Some of these problems could be avoided by buying from developers with a good track record and buying in buildings in prime locations, as there always seems to be a bigger demand for units in these buildings.
Also while buying off the plan has the potential for capital growth, if you bought a completed property it should also grow over the same 12 to 18 months you were waiting for your off-the-plan purchase to settle.
With a two or more year time-frame for the completion of most high-rise projects, it is very difficult to predict what the future will hold so I feel you should receive a sizeable discount for all the uncertainty of buying off the plan.
There is uncertainty about what the property markets will be like on completion, what will the interest rate be then, will the standard of finish be as good as in the display unit or will the developer has cut corners, and what will be built in the future alongside, behind, or in front of the project.
What appears to be a great view today may be totally blocked out in two years’ time.
To cover all these uncertainties, surely you should be buying at a substantial discount, but in reality, you are usually paying a premium – therefore giving your developer your first couple of years’ capital growth (and he doesn’t deserve it).
I prefer buying established apartments and to ensure I buy a property that will outperform the market averages I use a Strategic Approach. I buy:
- A property that will appeal to owner-occupiers (because they’re the ones that push up property values.)
- Below its intrinsic value – that’s why I avoid new and off-the-plan properties, which come at a premium price.

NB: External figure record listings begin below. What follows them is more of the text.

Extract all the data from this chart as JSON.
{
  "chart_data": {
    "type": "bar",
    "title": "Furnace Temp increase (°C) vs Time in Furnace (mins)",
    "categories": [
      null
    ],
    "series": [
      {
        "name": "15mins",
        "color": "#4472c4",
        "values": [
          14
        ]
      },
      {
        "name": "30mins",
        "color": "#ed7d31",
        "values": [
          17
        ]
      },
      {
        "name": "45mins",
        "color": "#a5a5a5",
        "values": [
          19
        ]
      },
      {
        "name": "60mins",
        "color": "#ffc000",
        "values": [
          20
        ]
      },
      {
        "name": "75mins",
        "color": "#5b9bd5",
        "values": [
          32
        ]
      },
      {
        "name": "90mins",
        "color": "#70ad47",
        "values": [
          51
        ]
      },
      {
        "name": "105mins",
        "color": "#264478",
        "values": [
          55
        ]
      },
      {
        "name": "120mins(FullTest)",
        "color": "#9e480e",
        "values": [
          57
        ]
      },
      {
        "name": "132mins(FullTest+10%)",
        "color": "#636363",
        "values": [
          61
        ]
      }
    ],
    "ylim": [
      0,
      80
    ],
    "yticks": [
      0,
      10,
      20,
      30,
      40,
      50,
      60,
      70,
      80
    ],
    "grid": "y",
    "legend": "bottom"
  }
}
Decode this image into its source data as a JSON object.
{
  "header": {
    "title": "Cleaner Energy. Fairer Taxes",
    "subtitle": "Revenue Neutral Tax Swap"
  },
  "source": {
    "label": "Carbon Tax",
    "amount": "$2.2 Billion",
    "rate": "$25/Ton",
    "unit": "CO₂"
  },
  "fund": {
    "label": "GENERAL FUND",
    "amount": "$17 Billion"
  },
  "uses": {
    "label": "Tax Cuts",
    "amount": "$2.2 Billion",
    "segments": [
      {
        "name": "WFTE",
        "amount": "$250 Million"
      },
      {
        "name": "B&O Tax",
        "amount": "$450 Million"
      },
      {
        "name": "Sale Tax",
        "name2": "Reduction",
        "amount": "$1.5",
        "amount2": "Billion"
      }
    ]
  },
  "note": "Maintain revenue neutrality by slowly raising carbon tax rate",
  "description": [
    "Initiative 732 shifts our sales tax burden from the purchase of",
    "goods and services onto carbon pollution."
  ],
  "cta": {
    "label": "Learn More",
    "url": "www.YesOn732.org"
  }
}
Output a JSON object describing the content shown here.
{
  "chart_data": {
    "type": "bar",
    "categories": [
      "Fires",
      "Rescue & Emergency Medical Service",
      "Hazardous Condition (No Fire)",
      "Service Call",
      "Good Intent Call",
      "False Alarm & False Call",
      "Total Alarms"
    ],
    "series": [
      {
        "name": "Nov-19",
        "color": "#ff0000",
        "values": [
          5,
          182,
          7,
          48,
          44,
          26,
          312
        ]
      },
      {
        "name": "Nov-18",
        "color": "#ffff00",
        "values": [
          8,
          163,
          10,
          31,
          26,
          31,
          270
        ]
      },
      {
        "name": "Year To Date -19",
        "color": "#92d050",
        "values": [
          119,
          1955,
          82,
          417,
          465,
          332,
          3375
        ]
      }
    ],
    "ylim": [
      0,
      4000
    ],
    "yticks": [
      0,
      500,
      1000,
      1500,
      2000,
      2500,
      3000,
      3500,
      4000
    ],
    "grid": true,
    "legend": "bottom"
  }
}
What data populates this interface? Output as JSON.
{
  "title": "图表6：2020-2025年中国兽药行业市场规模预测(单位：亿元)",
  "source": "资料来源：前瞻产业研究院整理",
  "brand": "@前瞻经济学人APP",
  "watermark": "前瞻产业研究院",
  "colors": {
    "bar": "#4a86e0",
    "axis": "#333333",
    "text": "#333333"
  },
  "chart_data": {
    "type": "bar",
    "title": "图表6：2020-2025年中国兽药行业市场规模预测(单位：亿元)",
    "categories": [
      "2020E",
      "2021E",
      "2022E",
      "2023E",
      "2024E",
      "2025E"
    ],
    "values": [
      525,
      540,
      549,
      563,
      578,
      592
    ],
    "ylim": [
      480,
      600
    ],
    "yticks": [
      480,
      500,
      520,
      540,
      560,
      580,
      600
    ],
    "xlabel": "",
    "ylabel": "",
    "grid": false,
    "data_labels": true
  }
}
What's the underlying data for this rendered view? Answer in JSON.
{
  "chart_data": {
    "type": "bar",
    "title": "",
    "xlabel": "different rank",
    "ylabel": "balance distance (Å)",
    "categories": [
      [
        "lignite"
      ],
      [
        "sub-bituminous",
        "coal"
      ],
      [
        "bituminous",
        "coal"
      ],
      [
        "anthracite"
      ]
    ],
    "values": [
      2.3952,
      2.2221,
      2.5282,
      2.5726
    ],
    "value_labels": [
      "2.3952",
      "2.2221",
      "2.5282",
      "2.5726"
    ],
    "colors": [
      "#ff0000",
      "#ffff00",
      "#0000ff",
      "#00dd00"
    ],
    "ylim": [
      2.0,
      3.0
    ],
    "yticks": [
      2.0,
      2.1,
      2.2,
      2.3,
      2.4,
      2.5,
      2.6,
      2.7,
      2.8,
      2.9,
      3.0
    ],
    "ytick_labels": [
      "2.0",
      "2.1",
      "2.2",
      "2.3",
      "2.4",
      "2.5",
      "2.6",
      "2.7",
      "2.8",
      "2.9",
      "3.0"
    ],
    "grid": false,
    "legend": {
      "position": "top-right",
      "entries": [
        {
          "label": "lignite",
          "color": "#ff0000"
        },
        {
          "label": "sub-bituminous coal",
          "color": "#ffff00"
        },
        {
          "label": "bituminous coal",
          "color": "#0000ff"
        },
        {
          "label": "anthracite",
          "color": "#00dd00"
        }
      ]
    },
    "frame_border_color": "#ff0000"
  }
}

- In an area that has a long history of strong capital growth and which will continue to outperform the averages.
- I only buy properties with a substantial land to asset ratio
- I look for a property with a twist – something unique, special, different or scarce about the property, and finally
- A property where I can manufacture capital growth through refurbishment, renovations or redevelopment.
By using a strategic approach I minimise my risks and maximise my upside.
Each strand represents a way of making money from property and combining all five is a powerful way of putting the odds in my favour. If one strand lets me down, I have three or four others supporting my property’s performance.